I was just as eager (and just as desperate) to get my manuscript published as any writer. But after ICED UNDER was released in November 2008 at a wildly successful launch party hosted by my local bookstore, I was stricken with terror. I lost five pounds. I couldn't eat, had trouble sleeping, and certainly couldn't write. Not anything worth reading at any rate. What I thought would be the most exhilarating time of my life turned into an intense year of trying to understand what just happened. When I was an unpublished novelist, I knew what I wanted-to get published. Now that I was published...where did I go from here?

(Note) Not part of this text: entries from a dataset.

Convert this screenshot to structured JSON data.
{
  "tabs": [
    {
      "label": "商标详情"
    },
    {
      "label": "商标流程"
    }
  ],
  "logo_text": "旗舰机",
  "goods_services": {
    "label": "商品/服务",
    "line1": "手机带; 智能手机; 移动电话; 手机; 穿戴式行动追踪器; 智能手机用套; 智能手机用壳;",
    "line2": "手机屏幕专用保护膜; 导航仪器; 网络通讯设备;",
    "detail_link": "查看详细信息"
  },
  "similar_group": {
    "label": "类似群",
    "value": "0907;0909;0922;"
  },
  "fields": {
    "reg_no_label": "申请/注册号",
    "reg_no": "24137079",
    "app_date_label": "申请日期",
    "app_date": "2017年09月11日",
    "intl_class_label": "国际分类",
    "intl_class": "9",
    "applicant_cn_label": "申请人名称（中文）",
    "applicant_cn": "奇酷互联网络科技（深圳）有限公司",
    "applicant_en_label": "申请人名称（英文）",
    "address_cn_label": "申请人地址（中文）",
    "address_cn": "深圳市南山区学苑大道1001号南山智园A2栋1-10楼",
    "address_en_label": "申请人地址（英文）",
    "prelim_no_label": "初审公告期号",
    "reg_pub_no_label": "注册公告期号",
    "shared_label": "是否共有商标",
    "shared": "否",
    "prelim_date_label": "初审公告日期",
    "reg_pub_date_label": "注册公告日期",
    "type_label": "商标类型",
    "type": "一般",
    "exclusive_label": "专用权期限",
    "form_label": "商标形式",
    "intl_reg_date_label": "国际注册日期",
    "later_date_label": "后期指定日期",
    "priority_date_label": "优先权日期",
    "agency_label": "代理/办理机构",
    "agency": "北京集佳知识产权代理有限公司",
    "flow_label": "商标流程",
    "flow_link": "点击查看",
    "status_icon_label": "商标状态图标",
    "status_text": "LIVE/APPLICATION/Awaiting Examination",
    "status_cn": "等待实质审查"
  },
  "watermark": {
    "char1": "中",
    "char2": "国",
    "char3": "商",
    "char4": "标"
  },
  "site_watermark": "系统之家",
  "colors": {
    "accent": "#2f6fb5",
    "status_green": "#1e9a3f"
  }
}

My publisher is a small press: advances are not paid nor does my contract extend beyond the book under contract. No three book deals here. I had a book out but I was back in the starting gate for the next. I had to earn a living, promote the book that was on the shelves and somehow write the next novel. No problem, I told myself. Getting published was the hard part.

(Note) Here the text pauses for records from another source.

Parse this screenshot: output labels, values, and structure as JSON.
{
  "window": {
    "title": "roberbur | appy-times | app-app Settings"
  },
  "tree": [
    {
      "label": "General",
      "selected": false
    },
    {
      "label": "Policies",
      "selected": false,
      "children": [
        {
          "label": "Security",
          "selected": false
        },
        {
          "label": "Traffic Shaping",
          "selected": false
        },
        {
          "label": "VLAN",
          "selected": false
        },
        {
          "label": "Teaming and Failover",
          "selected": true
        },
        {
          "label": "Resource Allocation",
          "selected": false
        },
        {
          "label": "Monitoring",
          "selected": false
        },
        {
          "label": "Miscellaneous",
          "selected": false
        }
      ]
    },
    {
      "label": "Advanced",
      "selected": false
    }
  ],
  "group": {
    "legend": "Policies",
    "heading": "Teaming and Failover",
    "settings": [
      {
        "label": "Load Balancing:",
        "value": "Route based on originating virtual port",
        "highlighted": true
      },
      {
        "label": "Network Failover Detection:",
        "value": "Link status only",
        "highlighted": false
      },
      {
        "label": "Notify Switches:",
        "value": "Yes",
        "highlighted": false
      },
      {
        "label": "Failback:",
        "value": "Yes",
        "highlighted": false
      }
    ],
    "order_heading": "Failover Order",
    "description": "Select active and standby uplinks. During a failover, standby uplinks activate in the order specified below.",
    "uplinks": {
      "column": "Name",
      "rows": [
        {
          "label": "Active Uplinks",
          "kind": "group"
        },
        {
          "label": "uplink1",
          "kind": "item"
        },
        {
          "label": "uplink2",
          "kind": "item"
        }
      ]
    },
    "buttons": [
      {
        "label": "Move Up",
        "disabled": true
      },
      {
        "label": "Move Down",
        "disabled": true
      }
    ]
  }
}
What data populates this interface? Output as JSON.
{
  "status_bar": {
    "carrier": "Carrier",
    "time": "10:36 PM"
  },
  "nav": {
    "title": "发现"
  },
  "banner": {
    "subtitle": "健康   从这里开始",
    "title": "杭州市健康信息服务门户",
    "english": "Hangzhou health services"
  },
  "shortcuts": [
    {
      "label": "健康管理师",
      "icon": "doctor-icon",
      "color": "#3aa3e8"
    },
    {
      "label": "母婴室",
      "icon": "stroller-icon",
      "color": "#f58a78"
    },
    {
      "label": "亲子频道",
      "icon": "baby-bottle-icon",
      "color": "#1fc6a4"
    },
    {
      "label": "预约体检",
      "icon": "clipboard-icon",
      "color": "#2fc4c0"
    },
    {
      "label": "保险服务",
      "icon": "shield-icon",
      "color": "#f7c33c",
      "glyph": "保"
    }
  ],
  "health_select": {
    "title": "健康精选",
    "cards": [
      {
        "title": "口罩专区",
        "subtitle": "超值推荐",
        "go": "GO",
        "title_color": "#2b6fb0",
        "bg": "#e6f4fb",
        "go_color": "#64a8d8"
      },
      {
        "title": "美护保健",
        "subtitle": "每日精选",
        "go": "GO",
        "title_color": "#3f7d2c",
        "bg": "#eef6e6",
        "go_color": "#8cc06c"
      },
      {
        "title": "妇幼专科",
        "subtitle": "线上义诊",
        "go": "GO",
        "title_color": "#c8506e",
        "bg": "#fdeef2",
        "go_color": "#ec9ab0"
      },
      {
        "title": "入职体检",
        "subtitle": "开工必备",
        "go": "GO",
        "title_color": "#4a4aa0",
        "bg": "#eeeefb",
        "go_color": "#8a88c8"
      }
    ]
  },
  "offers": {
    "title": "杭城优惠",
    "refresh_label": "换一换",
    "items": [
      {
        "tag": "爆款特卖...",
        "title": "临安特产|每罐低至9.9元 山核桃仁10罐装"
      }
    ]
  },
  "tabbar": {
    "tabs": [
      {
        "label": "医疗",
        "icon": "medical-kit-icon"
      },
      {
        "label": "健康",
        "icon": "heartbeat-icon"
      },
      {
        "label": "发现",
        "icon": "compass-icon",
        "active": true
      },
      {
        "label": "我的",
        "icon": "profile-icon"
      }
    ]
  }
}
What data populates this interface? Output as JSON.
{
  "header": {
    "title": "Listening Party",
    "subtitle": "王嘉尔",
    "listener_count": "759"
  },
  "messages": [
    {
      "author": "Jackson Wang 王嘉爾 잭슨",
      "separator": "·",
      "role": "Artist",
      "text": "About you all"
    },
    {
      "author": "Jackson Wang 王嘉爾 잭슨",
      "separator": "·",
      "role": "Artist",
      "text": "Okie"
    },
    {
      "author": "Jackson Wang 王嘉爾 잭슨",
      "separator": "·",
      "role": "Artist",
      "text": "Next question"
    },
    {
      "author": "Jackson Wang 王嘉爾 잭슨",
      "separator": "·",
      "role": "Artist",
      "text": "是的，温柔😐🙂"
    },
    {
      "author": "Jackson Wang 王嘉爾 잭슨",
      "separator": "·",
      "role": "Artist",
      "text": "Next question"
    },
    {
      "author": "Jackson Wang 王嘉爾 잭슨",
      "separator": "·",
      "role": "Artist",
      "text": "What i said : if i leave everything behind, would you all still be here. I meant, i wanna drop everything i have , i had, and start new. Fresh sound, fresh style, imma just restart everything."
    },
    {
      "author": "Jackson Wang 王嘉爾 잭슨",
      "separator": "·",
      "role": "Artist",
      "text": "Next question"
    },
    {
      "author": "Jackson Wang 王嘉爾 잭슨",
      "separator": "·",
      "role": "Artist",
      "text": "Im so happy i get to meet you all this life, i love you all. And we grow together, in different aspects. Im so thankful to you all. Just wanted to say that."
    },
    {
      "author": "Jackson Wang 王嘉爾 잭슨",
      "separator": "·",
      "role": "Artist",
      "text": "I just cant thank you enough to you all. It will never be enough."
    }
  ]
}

I drew up a plan of action. I scheduled my day. Write, do "business" and somehow earn money. I sharpened my pencils, sat down at my desk to launch into the next book-and promptly developed writer's block. (Which I thought was a myth until I had it.) Writer's block doesn't prevent you from putting words down; it prevents you from wanting to. I felt physically sick every time I faced the computer.
Panic set in. If I didn't produce another book, the first book would be for nothing. All that work, the struggle to get published in the first place-for nothing. And I was broke! I'd burned every employable bridge I had to write this book. I was aging too. Starting over again in another career was out of the question-I'd already had three. I spent long hours huddled in my office, sobbing. I was suffering a severe crisis of confidence, second-guessing the intuitive voice that led me to write in the first place. If getting published was so great, then how come I was so miserable?

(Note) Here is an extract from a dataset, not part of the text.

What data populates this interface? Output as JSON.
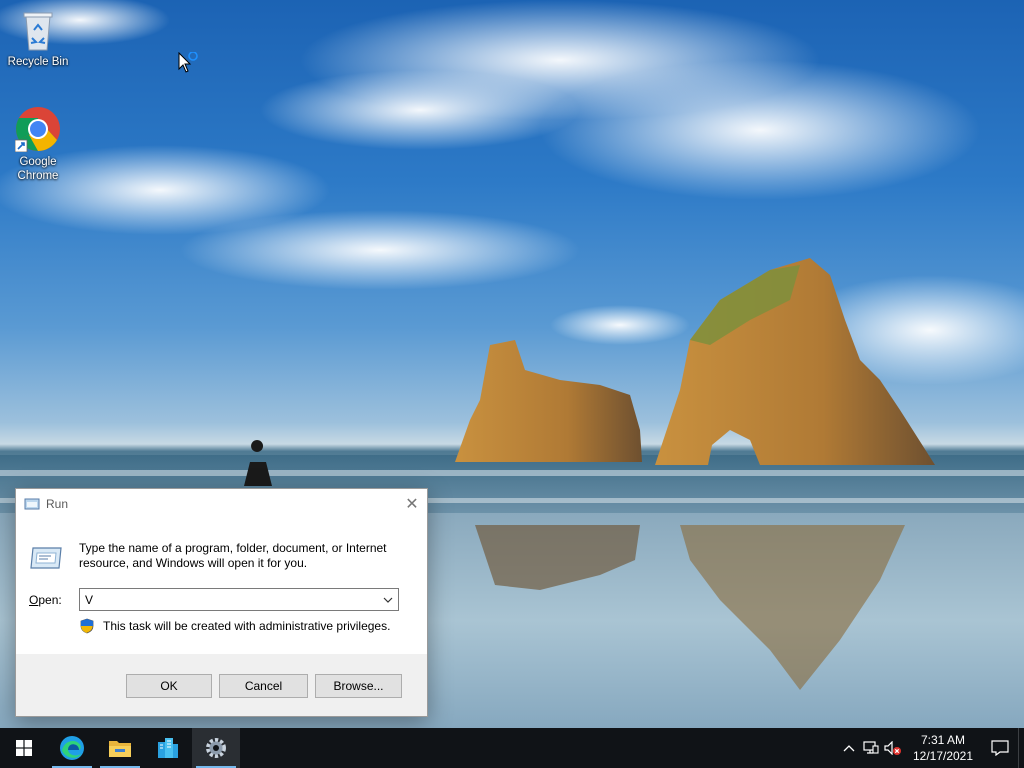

At this time, readers started to pop up expressing how much they enjoyed ICED UNDER. I was almost too ashamed to hear their compliments. I felt like a fraud. Until it dawned on me that the only person I had to please in all of this was the reader. If the reader liked my book, who was I to say it was a mistake?
Then I fell in with a couple of writers who wanted to form an online critique group. We would send pages to each other twice a month. I was terrified but took the leap. The process restored me to the computer. Progress!
Writers are shy to begin with when it comes to promotion, but for a writer who has lost confidence, promotion is the seventh circle of Hell. Local writers and booksellers came to my aid with advice, wisdom and common sense and a bit of promotion of their own. The best tip I received was from a savvy old author and marketer extraordinaire who said to regard my first book as my loss leader. I should do what I could do to promote it, but this one book was not the career. A weight lifted off my shoulders.
One day while rocking in front of the computer as I worked out a tricky bit of plot, I had a revelation: Writing wasn't something I chose to do-writing chose me. In sickness and in health, for richer or poorer, I was a writer and there was no going back. I finally finished my second book. At this writing THE GREY LADY is with an agent in the U.K. who requested the full after reading the first ten pages. ICED UNDER continues to sell well through word of mouth and has received three decent professional reviews.
And I've plunged into my third novel.
Nadine Doolittle is an award-winning reporter formerly with the Low Down to Hull and Back News, and On Track columnist for the Ottawa Metro News covering transit issues in the nation's capital. "Iced Under" (published by Bayeux Arts Inc. in November 2008) was short-listed for the Arthur Ellis Best First Novel in 2009.